The “Heard on the Street” column in today’s Wall Street Journal makes this point about trust waning in the marketplace. It goes on to note that, beyond the details of the 2007 CDO sale, Goldman Sachs did not disclose the SEC subpoenas in August 2008 or the July 2009 Wells notice of a potential SEC enforcement action. Were these items not material, not worthy of disclosing to Goldman Sachs shareholders? When the suit became public Friday, shareholders lost $12 billion.

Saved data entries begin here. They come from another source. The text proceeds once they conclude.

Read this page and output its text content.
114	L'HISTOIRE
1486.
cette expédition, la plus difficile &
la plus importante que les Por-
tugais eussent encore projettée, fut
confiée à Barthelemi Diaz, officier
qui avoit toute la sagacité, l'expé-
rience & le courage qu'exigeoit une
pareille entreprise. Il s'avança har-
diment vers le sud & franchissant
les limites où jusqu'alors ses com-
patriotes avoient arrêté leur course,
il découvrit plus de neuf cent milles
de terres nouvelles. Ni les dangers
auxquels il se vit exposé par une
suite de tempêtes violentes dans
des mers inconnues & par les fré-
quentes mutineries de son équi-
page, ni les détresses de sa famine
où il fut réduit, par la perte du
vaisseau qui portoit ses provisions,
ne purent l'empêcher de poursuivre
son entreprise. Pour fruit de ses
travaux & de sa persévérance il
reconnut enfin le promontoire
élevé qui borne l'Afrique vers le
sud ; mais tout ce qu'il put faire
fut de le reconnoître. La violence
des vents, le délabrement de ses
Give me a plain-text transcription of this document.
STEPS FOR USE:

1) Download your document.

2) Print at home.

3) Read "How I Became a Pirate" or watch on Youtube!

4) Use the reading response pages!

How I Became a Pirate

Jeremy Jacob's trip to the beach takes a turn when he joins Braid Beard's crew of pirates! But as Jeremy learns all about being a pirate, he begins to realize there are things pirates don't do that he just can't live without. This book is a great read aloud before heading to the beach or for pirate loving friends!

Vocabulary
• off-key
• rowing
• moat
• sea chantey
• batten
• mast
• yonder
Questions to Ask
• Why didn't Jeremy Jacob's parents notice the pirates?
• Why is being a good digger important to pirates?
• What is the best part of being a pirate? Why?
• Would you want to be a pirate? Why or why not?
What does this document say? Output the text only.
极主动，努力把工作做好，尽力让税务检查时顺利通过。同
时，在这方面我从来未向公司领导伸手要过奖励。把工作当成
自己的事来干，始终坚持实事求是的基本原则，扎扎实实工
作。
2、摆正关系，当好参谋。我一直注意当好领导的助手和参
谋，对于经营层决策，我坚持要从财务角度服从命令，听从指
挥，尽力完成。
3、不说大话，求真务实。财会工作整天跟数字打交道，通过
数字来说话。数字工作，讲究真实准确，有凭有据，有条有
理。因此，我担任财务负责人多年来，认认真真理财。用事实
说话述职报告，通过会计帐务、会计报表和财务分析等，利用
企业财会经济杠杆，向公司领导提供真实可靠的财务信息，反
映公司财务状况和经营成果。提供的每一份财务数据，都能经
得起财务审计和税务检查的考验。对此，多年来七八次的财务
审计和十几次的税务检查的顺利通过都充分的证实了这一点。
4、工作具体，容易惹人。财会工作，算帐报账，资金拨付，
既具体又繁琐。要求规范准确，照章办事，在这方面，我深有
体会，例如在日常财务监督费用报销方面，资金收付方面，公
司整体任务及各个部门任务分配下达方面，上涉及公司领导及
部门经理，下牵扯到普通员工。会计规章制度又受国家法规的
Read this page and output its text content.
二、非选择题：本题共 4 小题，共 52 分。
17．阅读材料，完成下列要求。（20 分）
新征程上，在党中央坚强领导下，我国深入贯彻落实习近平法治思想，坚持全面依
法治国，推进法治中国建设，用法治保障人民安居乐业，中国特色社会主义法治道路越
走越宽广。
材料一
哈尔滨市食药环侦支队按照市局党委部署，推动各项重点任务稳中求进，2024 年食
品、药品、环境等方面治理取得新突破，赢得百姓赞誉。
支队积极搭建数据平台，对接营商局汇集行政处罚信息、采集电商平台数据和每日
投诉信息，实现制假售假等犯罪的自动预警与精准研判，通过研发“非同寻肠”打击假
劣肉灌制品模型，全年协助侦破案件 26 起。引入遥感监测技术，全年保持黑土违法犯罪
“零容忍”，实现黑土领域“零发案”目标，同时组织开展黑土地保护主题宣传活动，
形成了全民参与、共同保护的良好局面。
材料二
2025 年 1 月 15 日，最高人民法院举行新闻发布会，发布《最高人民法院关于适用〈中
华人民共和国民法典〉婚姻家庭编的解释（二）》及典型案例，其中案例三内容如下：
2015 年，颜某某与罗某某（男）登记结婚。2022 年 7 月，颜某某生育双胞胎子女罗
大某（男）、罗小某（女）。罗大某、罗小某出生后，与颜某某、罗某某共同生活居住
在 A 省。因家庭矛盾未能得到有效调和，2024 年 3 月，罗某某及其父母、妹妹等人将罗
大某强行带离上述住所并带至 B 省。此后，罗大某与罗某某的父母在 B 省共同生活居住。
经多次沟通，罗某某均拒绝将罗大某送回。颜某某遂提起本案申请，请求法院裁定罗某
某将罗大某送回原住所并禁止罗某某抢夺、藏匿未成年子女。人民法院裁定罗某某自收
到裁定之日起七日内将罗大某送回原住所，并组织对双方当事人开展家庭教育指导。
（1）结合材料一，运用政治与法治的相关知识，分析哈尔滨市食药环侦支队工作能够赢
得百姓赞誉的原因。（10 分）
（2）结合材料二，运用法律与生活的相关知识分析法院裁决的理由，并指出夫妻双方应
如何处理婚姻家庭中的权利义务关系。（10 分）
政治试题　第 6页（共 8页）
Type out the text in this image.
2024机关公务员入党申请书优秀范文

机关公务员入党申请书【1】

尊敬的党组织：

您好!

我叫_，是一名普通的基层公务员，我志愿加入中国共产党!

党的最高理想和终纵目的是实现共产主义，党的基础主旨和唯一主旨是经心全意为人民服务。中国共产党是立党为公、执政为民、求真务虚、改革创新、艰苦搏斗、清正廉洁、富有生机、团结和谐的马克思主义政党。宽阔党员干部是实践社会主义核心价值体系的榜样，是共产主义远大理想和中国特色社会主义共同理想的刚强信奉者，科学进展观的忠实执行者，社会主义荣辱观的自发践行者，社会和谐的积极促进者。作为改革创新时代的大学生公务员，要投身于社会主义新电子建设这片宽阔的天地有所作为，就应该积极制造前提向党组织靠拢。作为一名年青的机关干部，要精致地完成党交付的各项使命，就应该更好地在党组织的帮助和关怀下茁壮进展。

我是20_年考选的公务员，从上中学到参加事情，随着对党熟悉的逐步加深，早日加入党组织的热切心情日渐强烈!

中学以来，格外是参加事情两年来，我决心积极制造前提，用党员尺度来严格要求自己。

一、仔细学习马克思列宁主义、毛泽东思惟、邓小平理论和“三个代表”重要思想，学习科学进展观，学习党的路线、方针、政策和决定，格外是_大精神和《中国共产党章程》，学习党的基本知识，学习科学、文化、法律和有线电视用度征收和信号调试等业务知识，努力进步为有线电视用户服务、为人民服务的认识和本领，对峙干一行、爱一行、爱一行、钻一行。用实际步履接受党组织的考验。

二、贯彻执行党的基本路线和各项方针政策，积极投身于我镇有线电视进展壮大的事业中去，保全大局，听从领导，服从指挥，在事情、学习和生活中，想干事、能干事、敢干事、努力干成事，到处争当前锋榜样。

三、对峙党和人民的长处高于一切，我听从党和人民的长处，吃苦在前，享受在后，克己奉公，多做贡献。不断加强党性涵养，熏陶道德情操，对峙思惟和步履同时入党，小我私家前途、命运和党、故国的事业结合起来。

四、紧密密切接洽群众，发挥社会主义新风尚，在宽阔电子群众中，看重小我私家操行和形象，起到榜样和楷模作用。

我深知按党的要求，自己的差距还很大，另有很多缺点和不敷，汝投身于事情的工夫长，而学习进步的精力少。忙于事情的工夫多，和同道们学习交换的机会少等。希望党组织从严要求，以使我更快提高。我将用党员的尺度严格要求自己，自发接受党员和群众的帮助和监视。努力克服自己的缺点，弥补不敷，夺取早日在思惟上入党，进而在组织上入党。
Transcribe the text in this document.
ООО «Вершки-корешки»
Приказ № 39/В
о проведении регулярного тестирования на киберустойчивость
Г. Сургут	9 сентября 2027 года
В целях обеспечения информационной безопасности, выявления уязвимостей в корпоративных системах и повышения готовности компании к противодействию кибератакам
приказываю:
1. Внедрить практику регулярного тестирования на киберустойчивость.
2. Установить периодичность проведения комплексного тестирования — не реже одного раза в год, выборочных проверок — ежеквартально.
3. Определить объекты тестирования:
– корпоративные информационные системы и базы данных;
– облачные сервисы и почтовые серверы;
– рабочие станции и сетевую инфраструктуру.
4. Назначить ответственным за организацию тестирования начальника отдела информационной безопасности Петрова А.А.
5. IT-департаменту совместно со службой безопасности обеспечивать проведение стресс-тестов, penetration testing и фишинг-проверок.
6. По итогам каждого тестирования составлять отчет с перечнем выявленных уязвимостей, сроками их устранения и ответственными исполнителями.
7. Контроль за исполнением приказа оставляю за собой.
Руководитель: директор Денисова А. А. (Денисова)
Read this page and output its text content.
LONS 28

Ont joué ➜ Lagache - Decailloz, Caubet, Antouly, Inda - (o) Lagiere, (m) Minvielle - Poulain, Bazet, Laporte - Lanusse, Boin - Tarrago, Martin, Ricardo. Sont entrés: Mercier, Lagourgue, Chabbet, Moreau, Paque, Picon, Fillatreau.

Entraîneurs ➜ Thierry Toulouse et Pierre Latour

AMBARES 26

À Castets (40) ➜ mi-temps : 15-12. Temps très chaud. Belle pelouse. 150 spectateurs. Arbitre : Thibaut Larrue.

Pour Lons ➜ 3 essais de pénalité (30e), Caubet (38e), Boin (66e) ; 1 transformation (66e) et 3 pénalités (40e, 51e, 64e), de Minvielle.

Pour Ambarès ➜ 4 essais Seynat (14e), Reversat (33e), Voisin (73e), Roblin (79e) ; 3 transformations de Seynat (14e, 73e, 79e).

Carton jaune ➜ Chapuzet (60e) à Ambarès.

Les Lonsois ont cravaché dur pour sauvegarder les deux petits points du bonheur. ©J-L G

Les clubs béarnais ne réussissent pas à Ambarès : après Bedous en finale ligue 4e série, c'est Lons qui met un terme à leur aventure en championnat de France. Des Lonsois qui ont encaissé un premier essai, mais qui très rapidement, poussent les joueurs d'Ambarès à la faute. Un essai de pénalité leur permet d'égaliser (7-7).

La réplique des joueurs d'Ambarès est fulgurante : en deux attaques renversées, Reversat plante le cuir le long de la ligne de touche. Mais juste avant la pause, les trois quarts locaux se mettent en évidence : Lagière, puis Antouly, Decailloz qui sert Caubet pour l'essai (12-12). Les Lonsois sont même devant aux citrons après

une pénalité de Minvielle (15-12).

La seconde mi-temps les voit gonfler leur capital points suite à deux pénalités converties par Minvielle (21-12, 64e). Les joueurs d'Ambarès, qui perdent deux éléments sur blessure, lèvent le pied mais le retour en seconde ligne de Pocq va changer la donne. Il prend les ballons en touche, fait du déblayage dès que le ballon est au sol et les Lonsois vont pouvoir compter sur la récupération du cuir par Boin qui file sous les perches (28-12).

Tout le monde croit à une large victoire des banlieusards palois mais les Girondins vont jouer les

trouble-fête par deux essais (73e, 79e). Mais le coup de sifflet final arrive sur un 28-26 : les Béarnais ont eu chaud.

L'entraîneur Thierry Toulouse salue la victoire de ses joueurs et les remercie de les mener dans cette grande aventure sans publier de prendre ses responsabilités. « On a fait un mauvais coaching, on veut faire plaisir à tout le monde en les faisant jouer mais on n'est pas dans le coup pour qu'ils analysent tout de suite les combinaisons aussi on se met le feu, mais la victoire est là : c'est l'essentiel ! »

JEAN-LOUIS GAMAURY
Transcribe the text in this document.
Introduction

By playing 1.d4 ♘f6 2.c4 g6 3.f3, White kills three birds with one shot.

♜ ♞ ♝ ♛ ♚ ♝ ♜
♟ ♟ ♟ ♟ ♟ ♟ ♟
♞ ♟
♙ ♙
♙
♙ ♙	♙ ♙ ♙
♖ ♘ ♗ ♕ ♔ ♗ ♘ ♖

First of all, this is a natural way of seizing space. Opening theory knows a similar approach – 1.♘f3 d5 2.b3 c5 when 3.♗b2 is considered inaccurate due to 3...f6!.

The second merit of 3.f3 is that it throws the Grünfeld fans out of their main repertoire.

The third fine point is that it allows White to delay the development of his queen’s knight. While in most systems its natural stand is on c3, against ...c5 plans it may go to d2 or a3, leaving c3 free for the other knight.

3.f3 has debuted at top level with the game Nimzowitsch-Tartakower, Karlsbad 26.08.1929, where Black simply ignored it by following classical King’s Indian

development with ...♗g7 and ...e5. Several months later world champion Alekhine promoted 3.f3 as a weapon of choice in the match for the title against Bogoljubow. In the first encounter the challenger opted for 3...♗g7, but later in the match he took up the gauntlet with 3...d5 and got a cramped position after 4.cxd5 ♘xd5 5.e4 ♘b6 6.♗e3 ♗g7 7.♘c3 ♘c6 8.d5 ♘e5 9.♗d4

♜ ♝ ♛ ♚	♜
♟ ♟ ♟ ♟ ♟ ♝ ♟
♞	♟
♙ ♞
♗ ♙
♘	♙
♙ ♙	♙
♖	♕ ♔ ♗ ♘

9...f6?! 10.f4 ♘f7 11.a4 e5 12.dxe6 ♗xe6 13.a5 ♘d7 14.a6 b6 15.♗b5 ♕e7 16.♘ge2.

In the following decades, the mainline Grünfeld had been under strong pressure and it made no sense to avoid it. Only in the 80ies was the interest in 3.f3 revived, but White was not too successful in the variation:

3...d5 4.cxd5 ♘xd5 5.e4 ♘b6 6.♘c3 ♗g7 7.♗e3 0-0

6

I won’t try to dissect the controversy over who knew what about the original CDO. Goldman says it did nothing wrong, the investors were sophisticated and should have known another client was betting on the failure of those securities. Maybe caveat emptor is always the rule. Maybe Goldman is just like everyone else, hustling to make a buck (or a billion).
What I will say is that the financial crisis – and the ongoing collapse of trust in capital markets – should drive every company to rethink what it values.
In investor relations, we understand how valuable it is for a company to have earned the confidence of the capital markets. Trust is a long time coming – built by doing what you say, being open, disclosing problems, addressing issues head-on, underpromising and overdelivering, and doing it over and over – for years.
Trust is lost in a moment.
To be clear, the SEC isn’t the one that destroyed trust in this case. Goldman Sachs, if in fact it assembled the junk of the market for hedge funds that were betting against that junk – and then peddled those deals as jewels – destroyed trust.
The pundits think the SEC’s slap at Goldman Sachs will add momentum to the push in Congress for tougher regulation of Wall Street. No doubt. Ever since the market’s collapse in 2008, “transparency” has become the popular buzzword.
In my experience, trust isn’t legislated. Transparency doesn’t come about because lawyers cite chapter and verse of some law, and companies say well, OK. The laws cited in the SEC complaint against Goldman have been on the books all along.
Rather, trust grows out of an impulse for honesty among people making decisions. In investor communication, trust is built upon CEOs, CFOs and IROs asking what information matters, what do investors want to know? What do we know that the investors need to know in order to make informed decisions? And acting upon it.
Every company going into the capital markets now lives with the loss of trust created by failures of transparency over the years. We must rebuild, step by step.
The job of IR is, above all, to provide the transparency that leads to that trust.
What’s your take on Goldman Sachs, transparency – or regulatory reform?